Public Observation #2023-1152

April 21, 2023 10:46 PM
Observation Date:
April 20, 2023
Zone or Region:
Central Cascades
Tombstone Pass
Did you trigger any avalanches? 
Was it intentional? 
Avalanche Type:
Cornice Break
D1: Relatively harmless to people
Smallish, non-overhanging NE cornice collapsed under my touring partner, who managed to get his feet down, grab the edge and was hauled back up on top with my help. Break was about 8’ wide leaving a 5’ crown (again this was a vertical cornice, NOT a 5’ deep slab). Slide ran down maybe 300-400 vertical feet without major entrainment. Tough to fully gauge the depth from above but probably a D1.5–seemed unlikely to bury a person fully but maybe partially.

There were much larger cornices nearby that we gave a wide berth to. My partner admittedly lost track somewhat of his proximity to the edge as we were discussing descent paths down the opposite side of the ridge.

We also deliberately triggered minor wind slab avalanches with ski in cross loaded slopes near the bottom of our descent in the northwest drainages below Cone Peak.
Did you see shooting cracks? 
Did you experience collapsing or whumpfing? 
Toured from Tombstone Pass Snowpark to summit of Cone Peak, descended west aspect of Cone, ascended north side of Iron Mountain and descended steep eastern aspect of Iron.

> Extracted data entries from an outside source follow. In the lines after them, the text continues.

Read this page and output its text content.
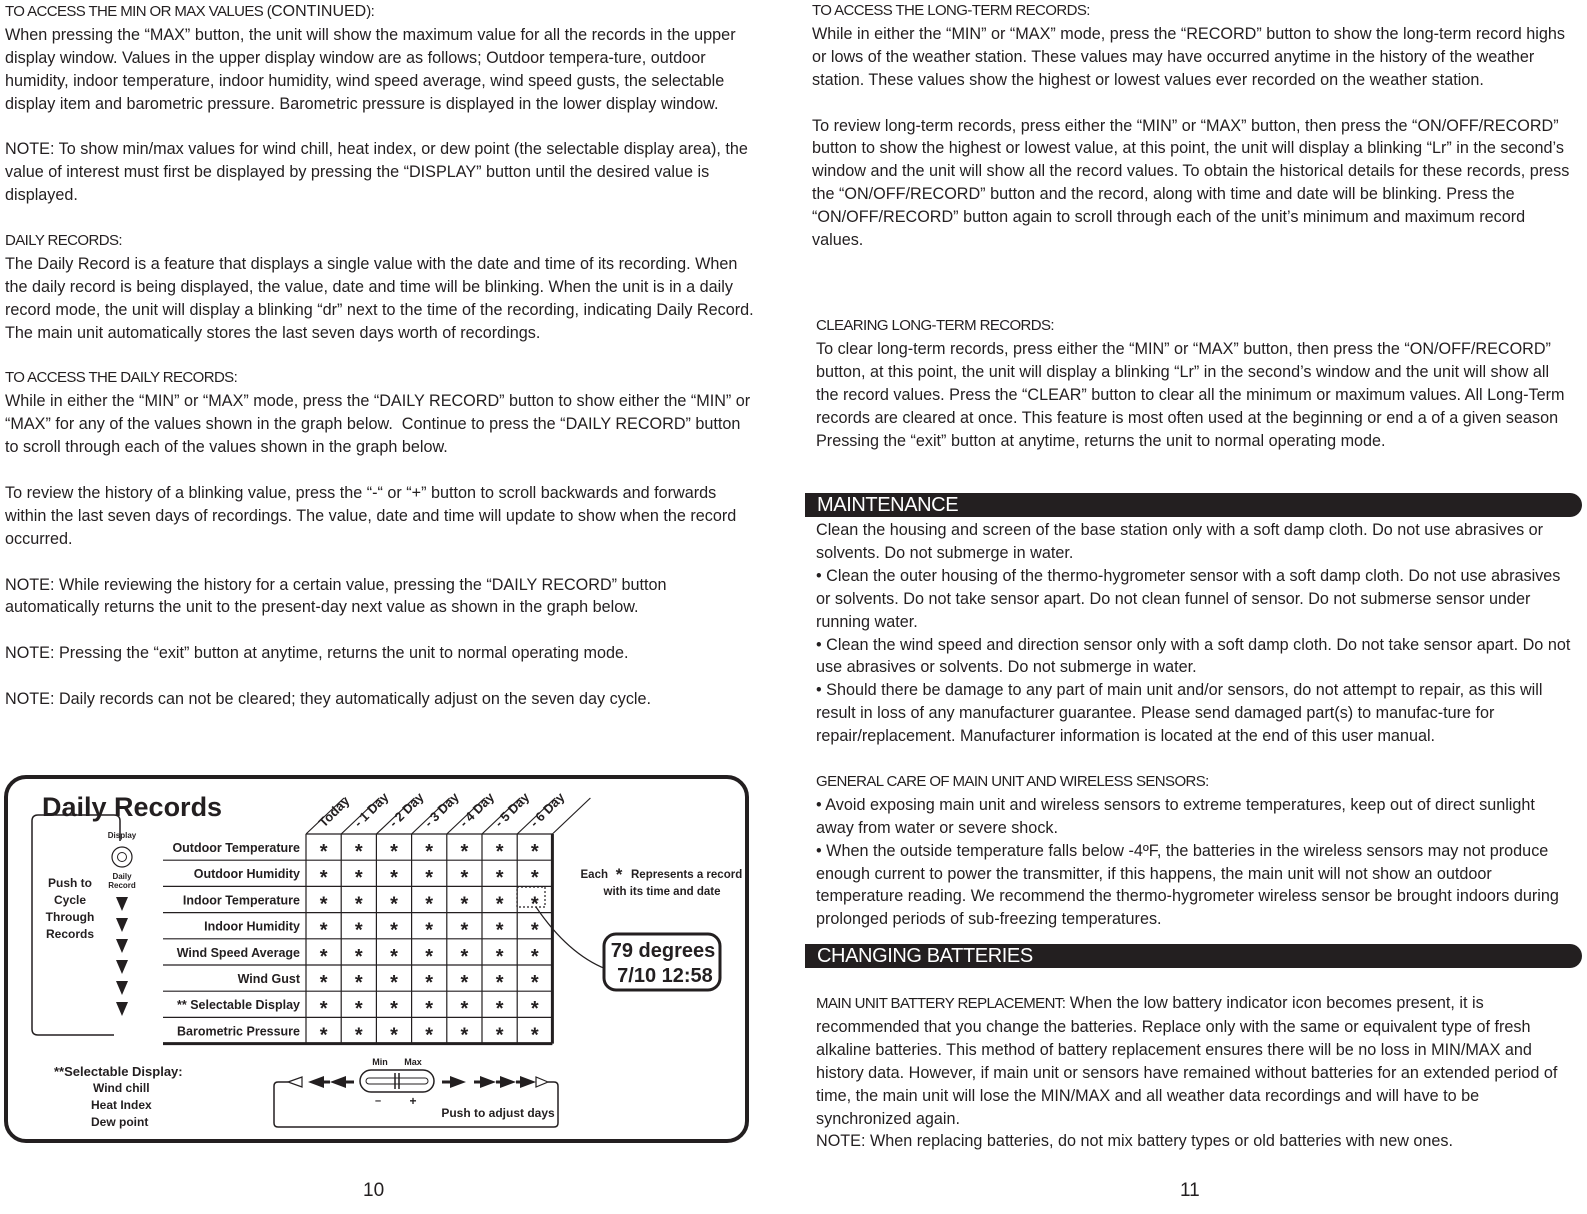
TO ACCESS THE MIN OR MAX VALUES (CONTINUED):
When pressing the “MAX” button, the unit will show the maximum value for all the records in the upper display window. Values in the upper display window are as follows; Outdoor tempera-ture, outdoor humidity, indoor temperature, indoor humidity, wind speed average, wind speed gusts, the selectable display item and barometric pressure. Barometric pressure is displayed in the lower display window.

NOTE: To show min/max values for wind chill, heat index, or dew point (the selectable display area), the value of interest must first be displayed by pressing the “DISPLAY” button until the desired value is displayed.

DAILY RECORDS:
The Daily Record is a feature that displays a single value with the date and time of its recording. When the daily record is being displayed, the value, date and time will be blinking. When the unit is in a daily record mode, the unit will display a blinking “dr” next to the time of the recording, indicating Daily Record. The main unit automatically stores the last seven days worth of recordings.

TO ACCESS THE DAILY RECORDS:
While in either the “MIN” or “MAX” mode, press the “DAILY RECORD” button to show either the “MIN” or “MAX” for any of the values shown in the graph below.  Continue to press the “DAILY RECORD” button to scroll through each of the values shown in the graph below.

To review the history of a blinking value, press the “-“ or “+” button to scroll backwards and forwards within the last seven days of recordings. The value, date and time will update to show when the record occurred.

NOTE: While reviewing the history for a certain value, pressing the “DAILY RECORD” button automatically returns the unit to the present-day next value as shown in the graph below.

NOTE: Pressing the “exit” button at anytime, returns the unit to normal operating mode.

NOTE: Daily records can not be cleared; they automatically adjust on the seven day cycle.

Daily Records
Push to
Cycle
Through
Records
Display
Daily
Record
Outdoor Temperature
Outdoor Humidity
Indoor Temperature
Indoor Humidity
Wind Speed Average
Wind Gust
** Selectable Display
Barometric Pressure
* * * * * * *
* * * * * * *
* * * * * * *
* * * * * * *
* * * * * * *
* * * * * * *
* * * * * * *
* * * * * * *
Today
- 1 Day
- 2 Day
- 3 Day
- 4 Day
- 5 Day
- 6 Day
79 degrees
7/10 12:58
Each * Represents a record
with its time and date
**Selectable Display:
Wind chill
Heat Index
Dew point
Min Max
– +
Push to adjust days
10

TO ACCESS THE LONG-TERM RECORDS:
While in either the “MIN” or “MAX” mode, press the “RECORD” button to show the long-term record highs or lows of the weather station. These values may have occurred anytime in the history of the weather station. These values show the highest or lowest values ever recorded on the weather station.

To review long-term records, press either the “MIN” or “MAX” button, then press the “ON/OFF/RECORD” button to show the highest or lowest value, at this point, the unit will display a blinking “Lr” in the second’s window and the unit will show all the record values. To obtain the historical details for these records, press the “ON/OFF/RECORD” button and the record, along with time and date will be blinking. Press the “ON/OFF/RECORD” button again to scroll through each of the unit’s minimum and maximum record values.

CLEARING LONG-TERM RECORDS:
To clear long-term records, press either the “MIN” or “MAX” button, then press the “ON/OFF/RECORD” button, at this point, the unit will display a blinking “Lr” in the second’s window and the unit will show all the record values. Press the “CLEAR” button to clear all the minimum or maximum values. All Long-Term records are cleared at once. This feature is most often used at the beginning or end a of a given season Pressing the “exit” button at anytime, returns the unit to normal operating mode.

MAINTENANCE

Clean the housing and screen of the base station only with a soft damp cloth. Do not use abrasives or solvents. Do not submerge in water.
• Clean the outer housing of the thermo-hygrometer sensor with a soft damp cloth. Do not use abrasives or solvents. Do not take sensor apart. Do not clean funnel of sensor. Do not submerse sensor under running water.
• Clean the wind speed and direction sensor only with a soft damp cloth. Do not take sensor apart. Do not use abrasives or solvents. Do not submerge in water.
• Should there be damage to any part of main unit and/or sensors, do not attempt to repair, as this will result in loss of any manufacturer guarantee. Please send damaged part(s) to manufac-ture for repair/replacement. Manufacturer information is located at the end of this user manual.

GENERAL CARE OF MAIN UNIT AND WIRELESS SENSORS:
• Avoid exposing main unit and wireless sensors to extreme temperatures, keep out of direct sunlight away from water or severe shock.
• When the outside temperature falls below -4ºF, the batteries in the wireless sensors may not produce enough current to power the transmitter, if this happens, the main unit will not show an outdoor temperature reading. We recommend the thermo-hygrometer wireless sensor be brought indoors during prolonged periods of sub-freezing temperatures.

CHANGING BATTERIES

MAIN UNIT BATTERY REPLACEMENT: When the low battery indicator icon becomes present, it is recommended that you change the batteries. Replace only with the same or equivalent type of fresh alkaline batteries. This method of battery replacement ensures there will be no loss in MIN/MAX and history data. However, if main unit or sensors have remained without batteries for an extended period of time, the main unit will lose the MIN/MAX and all weather data recordings and will have to be synchronized again.

NOTE: When replacing batteries, do not mix battery types or old batteries with new ones.

11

Widely variable snow. Entire south (upper) face of Cone Peak is wind scoured to white ice and snice. Northwestern descent of Cone presented heavy powder with wind effect ranging from none to moderate. Steep east glades descending from summit of Iron Mountain had surprisingly deep powder that was heavy but unconsolidated with little to no sign of wind-/storm slab.

Overall, this is a complex zone and we encountered a really diverse set of conditions. We triggered three avalanches—an accidentally cornice break on the summit of Cone Peak which had the potential to take my touring partner for a ride but fortunately did not (more below), and two minor wind slabs triggered through deliberate ski cuts in a low consequence zone about 800 vertical feet down NW drainages from Cone. We found heavy but stable snow on Iron (some predictable dry/loose stuff notwithstanding), though we stayed far away from cornices and complex ridge lines.

The weather had been shifting and we found more loading on W aspects (which is reflective of the ESE winds on our tour day), significant cornices in N-NE-E aspects, and smaller newer cornices on W aspects.

Also worth noting that snowpack is stunningly deep for the low elevation and time of year. Snow stake near HWY20 at 4200’ showed 9.5’ on the ground.